Brimelow—the founder of a popular conservative and frequently white nationalist blog called VDARE—is an expert in such matters. He is credited, and credits himself, for inventing the War on Christmas in the late 1990s, well before O’Reilly. “I just got real interested in the issue,” Brimelow told the Daily Beast in 2008, “because I noticed over the years there was this social shift taking place where people no longer said ‘Merry Christmas.’”
Brimelow is a close student of social shifts, particularly when they are related to skin color or national origin. “The root cause in all cases is the same: an American elite which is increasingly divergent, culturally and even ethnically, from the rest of the country,” Brimelow wrote, referring to what he calls the “Minority Occupied Government.”
Some prominent conservatives aren’t on board. “Not every skirmish is a war, and Christmas seems to be doing fine, so I have nothing to add to this seasonal subject,” Washington Post columnist George Will told me. It’s the sort of culture proxy war that mobilizes the right-wing base while embarrassing the establishment—the paranoid angst that often flushes through right-wing corners of American political consciousness, from the nationalistic red scare of the early 20th century to John Birch’s Cold War fright.
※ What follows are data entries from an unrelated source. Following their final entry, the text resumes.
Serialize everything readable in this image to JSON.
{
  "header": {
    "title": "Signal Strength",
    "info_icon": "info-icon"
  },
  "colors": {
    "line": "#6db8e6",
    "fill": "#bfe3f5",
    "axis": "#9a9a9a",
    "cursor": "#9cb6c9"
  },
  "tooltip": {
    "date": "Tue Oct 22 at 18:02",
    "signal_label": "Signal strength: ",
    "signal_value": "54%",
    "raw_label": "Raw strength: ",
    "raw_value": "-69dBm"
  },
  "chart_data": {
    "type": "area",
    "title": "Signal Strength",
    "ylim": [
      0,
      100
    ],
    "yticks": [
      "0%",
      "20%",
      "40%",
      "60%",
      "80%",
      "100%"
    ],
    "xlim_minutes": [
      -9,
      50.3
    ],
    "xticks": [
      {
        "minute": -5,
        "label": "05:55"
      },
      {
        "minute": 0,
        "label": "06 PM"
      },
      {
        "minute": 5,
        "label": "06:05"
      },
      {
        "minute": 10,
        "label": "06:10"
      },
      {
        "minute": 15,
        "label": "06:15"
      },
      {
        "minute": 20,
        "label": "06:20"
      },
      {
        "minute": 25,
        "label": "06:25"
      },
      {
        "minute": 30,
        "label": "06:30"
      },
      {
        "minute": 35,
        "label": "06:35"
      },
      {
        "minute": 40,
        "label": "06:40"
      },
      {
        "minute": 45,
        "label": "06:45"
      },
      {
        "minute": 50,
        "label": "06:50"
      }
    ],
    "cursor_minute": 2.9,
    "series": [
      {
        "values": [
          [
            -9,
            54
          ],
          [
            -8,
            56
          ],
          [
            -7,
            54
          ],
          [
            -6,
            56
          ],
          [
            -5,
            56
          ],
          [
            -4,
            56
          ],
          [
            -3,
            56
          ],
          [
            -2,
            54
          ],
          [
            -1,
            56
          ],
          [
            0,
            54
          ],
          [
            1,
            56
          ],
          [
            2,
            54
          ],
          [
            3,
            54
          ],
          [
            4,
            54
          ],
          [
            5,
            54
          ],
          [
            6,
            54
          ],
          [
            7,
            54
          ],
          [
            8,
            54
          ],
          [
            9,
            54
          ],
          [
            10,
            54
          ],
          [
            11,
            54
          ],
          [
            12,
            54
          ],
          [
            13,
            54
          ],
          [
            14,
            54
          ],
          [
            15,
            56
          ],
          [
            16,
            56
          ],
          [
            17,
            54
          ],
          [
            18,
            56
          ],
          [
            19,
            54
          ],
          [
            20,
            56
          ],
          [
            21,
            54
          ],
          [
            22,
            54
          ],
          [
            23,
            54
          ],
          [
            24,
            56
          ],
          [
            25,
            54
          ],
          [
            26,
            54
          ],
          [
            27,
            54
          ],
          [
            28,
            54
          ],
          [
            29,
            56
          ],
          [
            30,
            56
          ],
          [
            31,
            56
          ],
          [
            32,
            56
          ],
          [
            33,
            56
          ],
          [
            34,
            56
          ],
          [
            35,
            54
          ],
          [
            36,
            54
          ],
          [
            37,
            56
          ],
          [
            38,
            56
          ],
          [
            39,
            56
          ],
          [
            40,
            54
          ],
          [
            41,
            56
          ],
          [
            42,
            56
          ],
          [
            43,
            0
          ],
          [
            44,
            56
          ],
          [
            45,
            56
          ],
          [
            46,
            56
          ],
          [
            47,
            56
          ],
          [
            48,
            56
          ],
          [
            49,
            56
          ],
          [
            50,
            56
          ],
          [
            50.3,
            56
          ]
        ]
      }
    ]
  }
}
And for O’Reilly, who once wondered whether criticism surrounding Mel Gibson's 2004 anti-Semitic blockbuster The Passion of Christ might be a result of the fact that “the major media in Hollywood and a lot of the secular press is controlled by Jewish people,” it is sometimes hard to believe that “secular progressives” isn't some kind of code word, too.
“Remember,” he said in 2004, “more than 90 percent of American homes celebrate Christmas. But the small minority that is trying to impose its will on the majority is so vicious, so dishonest—and has to be dealt with.”
Back then, at the patriotic height of the aughts, these were the kinds of dark, apocalyptic sentiments that worried liberals, and made centrist figures like George Will quietly uncomfortable. A decade on, though, the War Over Christmas is just something we do every year, like wrapping presents or drinking eggnog. But the hangover is giving me a nasty headache.